Hindley’s wife Frances gives birth to a baby boy names Hareton and dies shortly after. A distraught Hindley takes to alcoholism and gambling afterwards.

Heathcliff goes to foreign land and acquires strange wealth and returns to Wuthering Heights to exact vengeance on all who had offended him. He starts off his grand scheme by lending out huge sums to Hindley to bankroll his drunken lifestyle, plunging into further debts and misery. He later inherits the manor when Hindley dies ad sets out to inherit the Thrushcross Grange as well by marrying Isabella Linton. Isabella then flees to London to bear Heathcliff’s son and names him Linton because of Heathcliff’s cruelty to her. Meanwhile, Catherine dies after giving birth to a daughter and names her Catherine.

Young Catherine later meets a sickly Linton and kicks start a secret love affair entirely through letters. Linton finds he is being forced to marry Catherine just so to inherit the Thrushcross grange – to complete his revenge on Edgar for taking his woman Catherine from him….


Wuthering Heights is a novel based on unrequited love and one man’s quest for revenge. This book details the tense goings on of Heathcliff and Cathy’s relationship and how society keeps them apart and segues into Heathcliff’s motive for revenge on Hindley. Eventually he attains his revenge and then repents for all he has done wrong to get it which eventually allows him to be with the one character in the text that he shows any sort of feeling towards. It is their relationship that builds this novel and is probably why this novel has come to be well loved by everyone.

It is the presentation of and connection to the character of Heathcliff that is the most intriguing part of this novel. He is presented as scruffy, unfortunate, cruel, an outsider and likened to the Devil but it is seems that no matter how badly and satanic that he is characterised as I still feel sympathy for him and could possibly argue that he is one of, if not the only character, that is wronged throughout the entire novel. He has no background and was brought into a family where no one knew him or understood him. After Mr Earnshaw dies, Hindley treats him horrifically and he seeks revenge for this which he devotes the rest of his life to. The way that Heathcliff hears and interprets Catherine’s speech of how she views him is unfortunate but is ultimately why he leaves and comes back as a better man, although his determination for revenge on Hindley overpowers his sense and reasoning.
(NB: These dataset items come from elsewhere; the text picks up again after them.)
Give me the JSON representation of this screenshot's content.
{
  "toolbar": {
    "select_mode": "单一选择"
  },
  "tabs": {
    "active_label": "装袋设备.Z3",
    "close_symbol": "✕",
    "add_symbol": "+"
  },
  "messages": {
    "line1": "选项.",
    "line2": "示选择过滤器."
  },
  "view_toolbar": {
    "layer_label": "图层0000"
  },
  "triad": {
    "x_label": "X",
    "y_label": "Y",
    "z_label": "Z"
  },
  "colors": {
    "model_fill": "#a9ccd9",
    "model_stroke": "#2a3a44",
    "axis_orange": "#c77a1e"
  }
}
Most of the narrative is viewed through Lockwood’s perspective of Nelly Dean’s account which leaves the reader with a heavily biased view of events. However, it is through Nelly’s naivety that Brontë can display her main thoughts and ideas and it is through Nelly that we learn of Cathy and Heathcliff’s love. Heathcliff falls in love with her almost as soon as he moves into live with the Earnshaw family and they become close friends through the opening chapters of the novel. However, Catherine chooses to reject Heathcliff and marry Edgar Linton for money instead but eventually Brontë is able to present the two lovers as soulmates that live together in eternity. This, she demonstrates through Heathcliff breaking into her coffin and laying with her. Not only is this one of the main Gothic scenes but it portrays this idea of Heathcliff’s true feelings wanting to be with Cathy forever in eternity.

Bronte’s nested narrative style is clever since we become so immersed in the story we forget who is actually speaking. And to think Nelly actually has a phenomenal memory! Although some will argue that the ending was a bit forced as Emily sought to create a happy ending, you can’t fault the beauty of the writing, the imagery, how the characters are carried throughout the novel. This is a masterpiece and I will highly recommend it.